Because of the way the Z buffer works, it looses depth accuracy for shapes further away. And it can get to a point where the precision is that poor, that two objects can be interpreted as having the same z value. This can cause sheering, and backward objects to be rendered first.
To fix this, it is always best to set your near plane to just before the closest object, and your far plane just past the last object you want to render.
When placing your lights in the scene, some people make the mistake of placing it during the init method (I have been guilty of this), or calling their lighting position before they place their camera in the world.
They may then run their program, and find that rotating around the scene, and moving, can cause weird artifacts where their shapes become darker, or lighter.
To fix this, you have to remember that when you make the call to set the position of the light, it is multiplied by the current ModelView Matrix. This means that if you call it before you place your camera, the lights are based around the origin (0,0,0) and your objects will actually be moving around them.
You need to first place your camera, and then set your lights, and finally draw all your objects.
This will give you correct lighting, no matter where you have place the camera in the scene.
Lighting – Point vs Directional
One of the snags people get into with lighting, is that they don’t understand the W component of the light position. This value tells OpenGL what type of light we are using. This can have either 1 of 2 values. They are:
0.0 and 1.0
Now the difference between these two, is that a value of 1.0 will tell OpenGL that we want a point light. A point light sits in a particular place in the world, and emits the light in all directions, you can think of it as a light bulb.
A value of 0.0 will give you a directional light, which is similar to an ambient light, as in it affects everything, but it faces a certain direction instead of emitting in all directions.
The point of a point light, is that we can add attenuation values, these determine how far our light affects from the light position.
Now you may ask, what about a spotlight? Well this is simply a point light with some extra attenuation values. It still takes a 1.0 value in the W component, but it takes particular spot light attentuation values, which give it a direction, a range and an angle for the field of view of the light.
A spotlight is best thought of as a torch. It is a point light (it has a bulb), but it has something obscuring it from shining behind, and the casing also tells us how far around we can shine.
When using GLEW, there is one crucial thing, which unless you are on OSX, a lot of people overlook, and then wonder why their application fails at runtime.
This is the call to glewInit();
Because OSX’s user interface uses OpenGL, GLEW is already initiated, and therefore a specific call to glewIinit() in your application is redundant. But on a Windows and Linux machine, this call needs to be made *before* any of the GLEW methods are used. Otherwise you will receive an error when you launch your application and your application will fail.
For Windows users(not sure if this applies to Mac or Linux) it might good to note, that glew must always be listed before glut(even when using freeglut.h under the header glut.h).
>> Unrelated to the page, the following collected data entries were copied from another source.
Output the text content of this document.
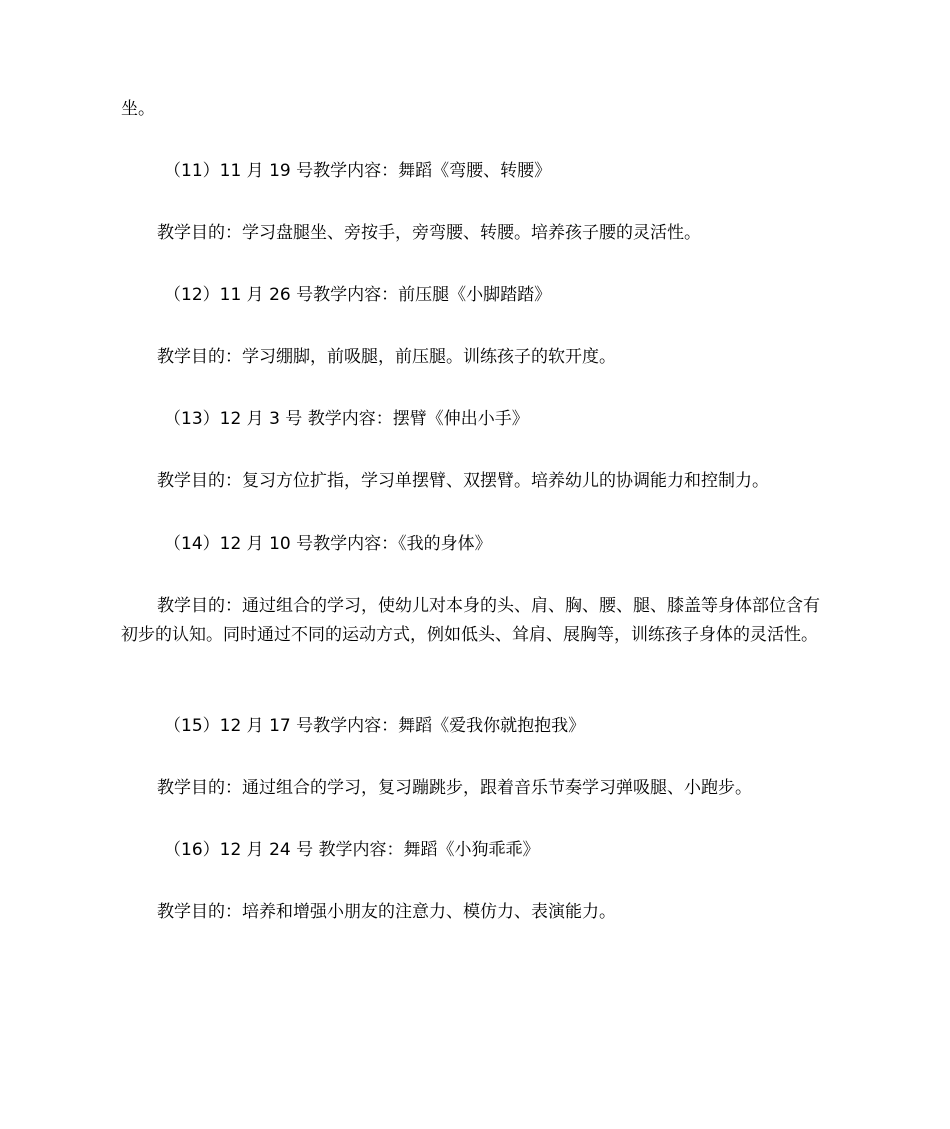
坐。
（11）11 月 19 号教学内容：舞蹈《弯腰、转腰》
教学目的：学习盘腿坐、旁按手，旁弯腰、转腰。培养孩子腰的灵活性。
（12）11 月 26 号教学内容：前压腿《小脚踏踏》
教学目的：学习绷脚，前吸腿，前压腿。训练孩子的软开度。
（13）12 月 3 号 教学内容：摆臂《伸出小手》
教学目的：复习方位扩指，学习单摆臂、双摆臂。培养幼儿的协调能力和控制力。
（14）12 月 10 号教学内容：《我的身体》
教学目的：通过组合的学习，使幼儿对本身的头、肩、胸、腰、腿、膝盖等身体部位含有初步的认知。同时通过不同的运动方式，例如低头、耸肩、展胸等，训练孩子身体的灵活性。
（15）12 月 17 号教学内容：舞蹈《爱我你就抱抱我》
教学目的：通过组合的学习，复习蹦跳步，跟着音乐节奏学习弹吸腿、小跑步。
（16）12 月 24 号 教学内容：舞蹈《小狗乖乖》
教学目的：培养和增强小朋友的注意力、模仿力、表演能力。
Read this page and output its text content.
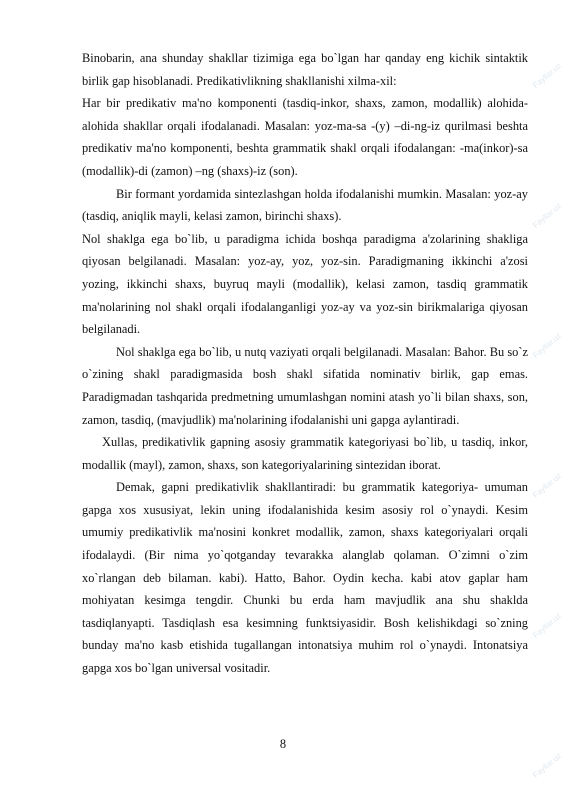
Binobarin, ana shunday shakllar tizimiga ega bo`lgan har qanday eng kichik sintaktik birlik gap hisoblanadi. Predikativlikning shakllanishi xilma-xil:

Har bir predikativ ma'no komponenti (tasdiq-inkor, shaxs, zamon, modallik) alohida-alohida shakllar orqali ifodalanadi. Masalan: yoz-ma-sa -(y) –di-ng-iz qurilmasi beshta predikativ ma'no komponenti, beshta grammatik shakl orqali ifodalangan: -ma(inkor)-sa (modallik)-di (zamon) –ng (shaxs)-iz (son).

Bir formant yordamida sintezlashgan holda ifodalanishi mumkin. Masalan: yoz-ay (tasdiq, aniqlik mayli, kelasi zamon, birinchi shaxs).

Nol shaklga ega bo`lib, u paradigma ichida boshqa paradigma a'zolarining shakliga qiyosan belgilanadi. Masalan: yoz-ay, yoz, yoz-sin. Paradigmaning ikkinchi a'zosi yozing, ikkinchi shaxs, buyruq mayli (modallik), kelasi zamon, tasdiq grammatik ma'nolarining nol shakl orqali ifodalanganligi yoz-ay va yoz-sin birikmalariga qiyosan belgilanadi.

Nol shaklga ega bo`lib, u nutq vaziyati orqali belgilanadi. Masalan: Bahor. Bu so`z o`zining shakl paradigmasida bosh shakl sifatida nominativ birlik, gap emas. Paradigmadan tashqarida predmetning umumlashgan nomini atash yo`li bilan shaxs, son, zamon, tasdiq, (mavjudlik) ma'nolarining ifodalanishi uni gapga aylantiradi.

Xullas, predikativlik gapning asosiy grammatik kategoriyasi bo`lib, u tasdiq, inkor, modallik (mayl), zamon, shaxs, son kategoriyalarining sintezidan iborat.

Demak, gapni predikativlik shakllantiradi: bu grammatik kategoriya- umuman gapga xos xususiyat, lekin uning ifodalanishida kesim asosiy rol o`ynaydi. Kesim umumiy predikativlik ma'nosini konkret modallik, zamon, shaxs kategoriyalari orqali ifodalaydi. (Bir nima yo`qotganday tevarakka alanglab qolaman. O`zimni o`zim xo`rlangan deb bilaman. kabi). Hatto, Bahor. Oydin kecha. kabi atov gaplar ham mohiyatan kesimga tengdir. Chunki bu erda ham mavjudlik ana shu shaklda tasdiqlanyapti. Tasdiqlash esa kesimning funktsiyasidir. Bosh kelishikdagi so`zning bunday ma'no kasb etishida tugallangan intonatsiya muhim rol o`ynaydi. Intonatsiya gapga xos bo`lgan universal vositadir.

8
Fayllar.uz
Fayllar.uz
Fayllar.uz
Fayllar.uz
Fayllar.uz
Fayllar.uz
And, glew.h calls gl.h, glext.h, and even gl_ati.h (in this order) so adding the includes for gl.h and glext.h can be dropped without a problem.
The version of glew.h I’m using is 1.5.7 and glut is 3.7.6(freeglut 2.60).
It’s very useful. Specially the light init issue.
The list is very informative. I also like the sample programs. Thanks.
might be worth mentioning that when using glut in c++, do all your standard includes before you include the glut/glew/whatever libraries. i had it give me an error when trying to use functions from the std libraries, and it was fixed buy including them before including glut. (hope this saves someone some trouble, took a while for me to find that out)
I’d have to ask, what version of GLUT and what compiler are you using? Because I have no problems including GLEW, FreeGLUT and then all other headers in Visual Studio.
Here’s one that has come in handy for me, if I want to know the extensions my video card supports. The program is called OpenGL extension viewer 3.16 (because of OpenGL 4 there might be a newer version) and its at
the program runs benchmark tests has links to download drivers, and links to DirectX, and my favorite part, a database build into the application that lists stuff like vendors, cards, and the extensions that each card supports. Did I mention its FREE! 😉
Wow, even for a short list that’s extremely useful already!! Thanks for the great tutorial series man =)